Kunjungan tersebut dilakukan bersama sejumlah kepala Organisasi Perangkat Daerah (OPD). Dalam kesempatan itu, rombongan melihat secara langsung proses produksi plywood atau triplek yang menggunakan bahan baku kayu sengon dari hasil budidaya masyarakat setempat.
Bupati bersama rombongan berkeliling pabrik untuk menyaksikan tahapan produksi, mulai dari pengolahan bahan baku hingga menjadi produk akhir yang siap dipasarkan.
Menurut Fawait, keberadaan perusahaan milik investor asal Jepang tersebut menjadi sinyal positif bagi perkembangan investasi di Kabupaten Jember. Ia menyebutkan nilai investasi yang ditanamkan di perusahaan tersebut mencapai sekitar 10 juta dolar Amerika Serikat.
“Ini menjadi kebanggaan bagi Jember karena ada tambahan investasi asing baru yang masuk ke daerah kita,” kata Fawait.
Ia menjelaskan, saat ini perusahaan tersebut beroperasi dengan satu shift kerja dan telah mempekerjakan sekitar 250 tenaga kerja.
“Dari jumlah tersebut, sekitar 80 persen merupakan warga Jember, terutama masyarakat yang tinggal di sekitar lokasi pabrik. Sementara sebagian kecil pekerja masih didatangkan dari luar daerah karena kebutuhan keahlian tertentu,” ungkapnya.
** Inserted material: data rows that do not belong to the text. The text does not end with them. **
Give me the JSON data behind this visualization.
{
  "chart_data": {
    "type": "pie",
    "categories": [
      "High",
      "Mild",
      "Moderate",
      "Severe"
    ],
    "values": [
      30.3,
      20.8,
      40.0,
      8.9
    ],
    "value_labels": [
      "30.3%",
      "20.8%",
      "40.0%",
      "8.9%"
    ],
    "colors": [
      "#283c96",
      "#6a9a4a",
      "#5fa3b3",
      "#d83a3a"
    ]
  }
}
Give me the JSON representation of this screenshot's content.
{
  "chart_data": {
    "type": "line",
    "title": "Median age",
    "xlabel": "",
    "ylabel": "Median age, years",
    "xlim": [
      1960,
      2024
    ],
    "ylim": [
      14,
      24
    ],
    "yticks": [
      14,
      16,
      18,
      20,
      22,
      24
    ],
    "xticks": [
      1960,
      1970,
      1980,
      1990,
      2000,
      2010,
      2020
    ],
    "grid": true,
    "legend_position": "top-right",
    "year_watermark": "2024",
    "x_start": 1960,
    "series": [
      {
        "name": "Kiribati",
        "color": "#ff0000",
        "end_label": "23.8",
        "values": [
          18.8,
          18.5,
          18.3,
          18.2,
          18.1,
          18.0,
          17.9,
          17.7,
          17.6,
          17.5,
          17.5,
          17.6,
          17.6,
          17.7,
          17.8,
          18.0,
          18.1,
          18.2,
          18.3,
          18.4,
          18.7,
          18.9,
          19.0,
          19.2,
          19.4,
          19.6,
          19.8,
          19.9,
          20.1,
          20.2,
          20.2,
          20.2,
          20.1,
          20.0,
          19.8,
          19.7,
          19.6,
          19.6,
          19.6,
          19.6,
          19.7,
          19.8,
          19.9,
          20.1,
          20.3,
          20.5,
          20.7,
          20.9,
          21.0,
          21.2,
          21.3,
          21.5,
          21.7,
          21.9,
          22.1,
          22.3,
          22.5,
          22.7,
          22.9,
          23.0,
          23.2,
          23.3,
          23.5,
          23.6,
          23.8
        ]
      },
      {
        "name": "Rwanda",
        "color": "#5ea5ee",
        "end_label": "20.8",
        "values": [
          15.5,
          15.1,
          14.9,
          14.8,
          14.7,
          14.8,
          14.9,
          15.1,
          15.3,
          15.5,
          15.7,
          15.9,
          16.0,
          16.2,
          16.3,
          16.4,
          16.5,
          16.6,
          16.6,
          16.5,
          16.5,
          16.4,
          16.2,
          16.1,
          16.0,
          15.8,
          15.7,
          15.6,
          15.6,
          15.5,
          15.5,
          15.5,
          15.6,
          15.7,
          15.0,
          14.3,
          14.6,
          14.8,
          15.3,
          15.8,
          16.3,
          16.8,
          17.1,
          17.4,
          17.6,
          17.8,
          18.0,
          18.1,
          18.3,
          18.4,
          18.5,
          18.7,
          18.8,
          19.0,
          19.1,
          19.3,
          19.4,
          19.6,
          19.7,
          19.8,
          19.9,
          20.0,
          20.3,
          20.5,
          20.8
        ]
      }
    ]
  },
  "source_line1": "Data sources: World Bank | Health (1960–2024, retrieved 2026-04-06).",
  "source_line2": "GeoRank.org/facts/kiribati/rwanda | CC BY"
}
Fawait berharap kehadiran perusahaan tersebut dapat memberikan dampak ekonomi yang signifikan bagi masyarakat, khususnya dalam membuka peluang kerja.
Ia menambahkan, Pemerintah Kabupaten Jember akan terus mendorong pertumbuhan investasi sebagai salah satu strategi untuk menekan angka kemiskinan di daerah.
“Selain melalui belanja pemerintah, investasi juga sangat penting karena mampu menciptakan lapangan pekerjaan baru,” ujarnya.
Fawait juga mengungkapkan bahwa Pemkab Jember saat ini tengah menyelesaikan Peraturan Daerah tentang Rencana Tata Ruang Wilayah (RTRW) yang diharapkan dapat semakin mendukung masuknya investor ke daerah.
Dengan regulasi tersebut, Jember ditargetkan menjadi salah satu pusat pertumbuhan investasi di wilayah timur Pulau Jawa.
Dalam kunjungan tersebut, Bupati juga mengajak seluruh kepala OPD untuk menunjukkan bentuk efisiensi anggaran sekaligus memperkuat koordinasi lintas sektor dalam mendukung iklim investasi.
Fawait mengatakan, kondisi ekonomi global yang dinamis turut menjadi perhatian pemerintah daerah. Karena itu, sejumlah skenario efisiensi mulai dipersiapkan, termasuk kemungkinan penerapan sistem kerja fleksibel seperti work from anywhere (WFA) maupun work from home (WFH).
“Pengalaman saat pandemi COVID-19 menunjukkan bahwa sistem kerja fleksibel tetap bisa menjaga kinerja pemerintahan,” katanya.
Kegiatan kunjungan kerja tersebut kemudian ditutup dengan buka puasa bersama antara Bupati Jember, jajaran OPD, dan manajemen perusahaan dalam suasana Ramadan.